AAUP Honors Harry Keyishian for His Legal Fight 50 Years Ago

BY JOHN K. WILSON

Harry Keyishian was a special honoree at the AAUP’s annual awards luncheon today ‘for his courage, integrity, and unstinting commitment to academic freedom.”

This year marks the 50th anniversary of the Supreme Court’s ruling in Keyishian v. Board of Regents, which established academic freedom as “a special concern of the First Amendment.”

Keyishian was introduced by Marjorie Heins, the founding director of the Free Expression Policy Project, and the author of Priests of Our Democracy: The Supreme Court, Academic Freedom, and the Anti-Communist Purge, which discusses the Keyishian case in depth.

On Friday at a special AAUP annual conference session about his case, Harry Keyishian spoke modestly of his accomplishments, and played a 1987 interview he did with Bill Moyers (transcript here). Panelists who discussed the significance and fate of the Keyishian ruling included Heins, AAUP General Counsel Risa Lieberwitz, and myself.

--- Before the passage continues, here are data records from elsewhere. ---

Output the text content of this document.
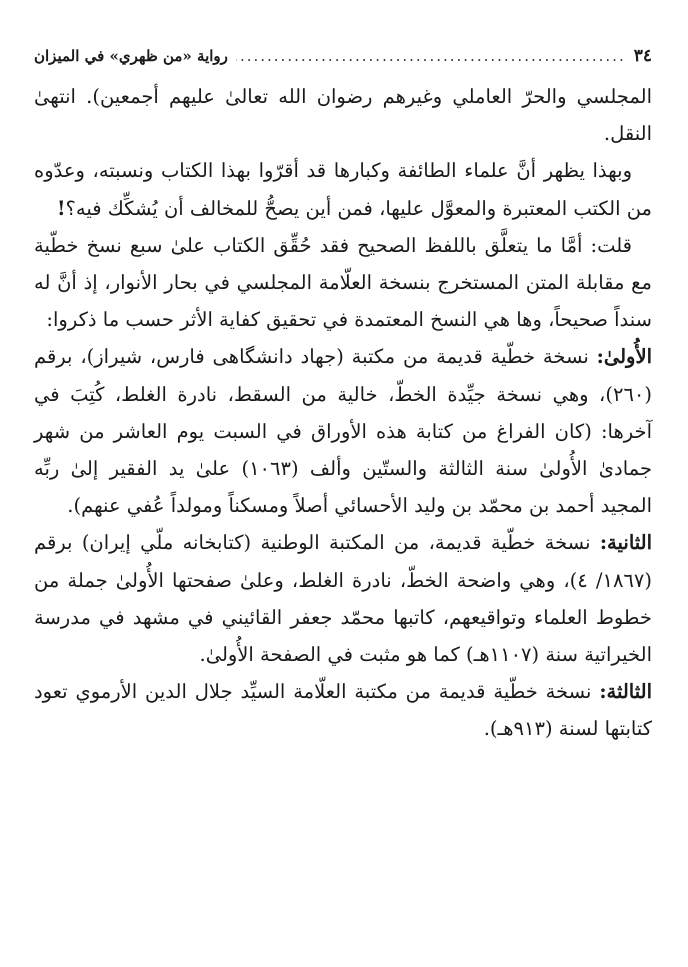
٣٤
.....
رواية «من ظهري» في الميزان

المجلسي والحرّ العاملي وغيرهم رضوان الله تعالىٰ عليهم أجمعين). انتهىٰ النقل.

وبهذا يظهر أنَّ علماء الطائفة وكبارها قد أقرّوا بهذا الكتاب ونسبته، وعدّوه من الكتب المعتبرة والمعوَّل عليها، فمن أين يصحُّ للمخالف أن يُشكِّك فيه؟!

قلت: أمَّا ما يتعلَّق باللفظ الصحيح فقد حُقِّق الكتاب علىٰ سبع نسخ خطّية مع مقابلة المتن المستخرج بنسخة العلّامة المجلسي في بحار الأنوار، إذ أنَّ له سنداً صحيحاً، وها هي النسخ المعتمدة في تحقيق كفاية الأثر حسب ما ذكروا:

الأُولىٰ: نسخة خطّية قديمة من مكتبة (جهاد دانشگاهى فارس، شيراز)، برقم (٢٦٠)، وهي نسخة جيِّدة الخطّ، خالية من السقط، نادرة الغلط، كُتِبَ في آخرها: (كان الفراغ من كتابة هذه الأوراق في السبت يوم العاشر من شهر جمادىٰ الأُولىٰ سنة الثالثة والستّين وألف (١٠٦٣) علىٰ يد الفقير إلىٰ ربِّه المجيد أحمد بن محمّد بن وليد الأحسائي أصلاً ومسكناً ومولداً عُفي عنهم).

الثانية: نسخة خطّية قديمة، من المكتبة الوطنية (كتابخانه ملّي إيران) برقم (١٨٦٧/ ٤)، وهي واضحة الخطّ، نادرة الغلط، وعلىٰ صفحتها الأُولىٰ جملة من خطوط العلماء وتواقيعهم، كاتبها محمّد جعفر القائيني في مشهد في مدرسة الخيراتية سنة (١١٠٧هـ) كما هو مثبت في الصفحة الأُولىٰ.

الثالثة: نسخة خطّية قديمة من مكتبة العلّامة السيِّد جلال الدين الأرموي تعود كتابتها لسنة (٩١٣هـ).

Keyishian_2017At today’s awards luncheon, Keyishian modestly stated that the Civil Rights battles of the time “makes five professors in Buffalo not signing a piece of paper look risk averse.” He honored the other four professors who also refused to sign the loyalty oath: George Hochfield, Newton Garver, Ralph Maud and George Starbuck. Keyishian said, “It was tense, it was sometimes tough. But there was no question at all that we were the coolest people on campus.”

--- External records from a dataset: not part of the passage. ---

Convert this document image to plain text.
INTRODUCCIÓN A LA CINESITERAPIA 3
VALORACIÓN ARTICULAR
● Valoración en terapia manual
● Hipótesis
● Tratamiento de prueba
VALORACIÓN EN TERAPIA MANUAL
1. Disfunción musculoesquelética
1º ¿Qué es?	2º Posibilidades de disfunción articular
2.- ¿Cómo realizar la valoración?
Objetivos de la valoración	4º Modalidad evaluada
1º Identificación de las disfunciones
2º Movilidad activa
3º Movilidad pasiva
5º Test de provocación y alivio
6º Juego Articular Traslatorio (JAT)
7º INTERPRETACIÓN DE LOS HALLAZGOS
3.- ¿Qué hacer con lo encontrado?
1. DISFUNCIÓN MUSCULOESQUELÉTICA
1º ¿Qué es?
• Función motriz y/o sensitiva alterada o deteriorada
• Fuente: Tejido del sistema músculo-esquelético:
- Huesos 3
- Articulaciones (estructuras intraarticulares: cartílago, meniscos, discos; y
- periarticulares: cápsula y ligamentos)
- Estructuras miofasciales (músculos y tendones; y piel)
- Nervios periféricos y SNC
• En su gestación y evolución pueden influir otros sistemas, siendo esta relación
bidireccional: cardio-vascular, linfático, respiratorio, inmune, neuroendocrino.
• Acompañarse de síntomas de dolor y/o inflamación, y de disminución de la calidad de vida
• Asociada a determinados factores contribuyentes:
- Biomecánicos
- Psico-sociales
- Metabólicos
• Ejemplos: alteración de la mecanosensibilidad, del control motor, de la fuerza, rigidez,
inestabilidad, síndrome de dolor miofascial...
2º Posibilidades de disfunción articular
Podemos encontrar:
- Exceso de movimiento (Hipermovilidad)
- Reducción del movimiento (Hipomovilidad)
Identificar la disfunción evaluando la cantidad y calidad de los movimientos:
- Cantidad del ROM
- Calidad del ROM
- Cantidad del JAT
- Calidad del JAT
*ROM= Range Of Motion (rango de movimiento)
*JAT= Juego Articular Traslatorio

He thanked Charles Morgan, Jr., an AAUP attorney who “went back to the AAUP and said, let’s back these people.” And Keyishian particularly thanked Richard Lipsitz, the attorney who defended him, because “he developed a strategy of total victory” and “I can’t give him enough credit.” Keyishian also thanked “Justice William Brennan, who crafted a decision that brought new standards to academic freedom.”

Keyishian concluded, “Thanks for this organization, the AAUP, for formulating, protecting and defending professional standards and the precious tradition of academic freedom.” He declared, “Your work, our work, is more needed than ever.”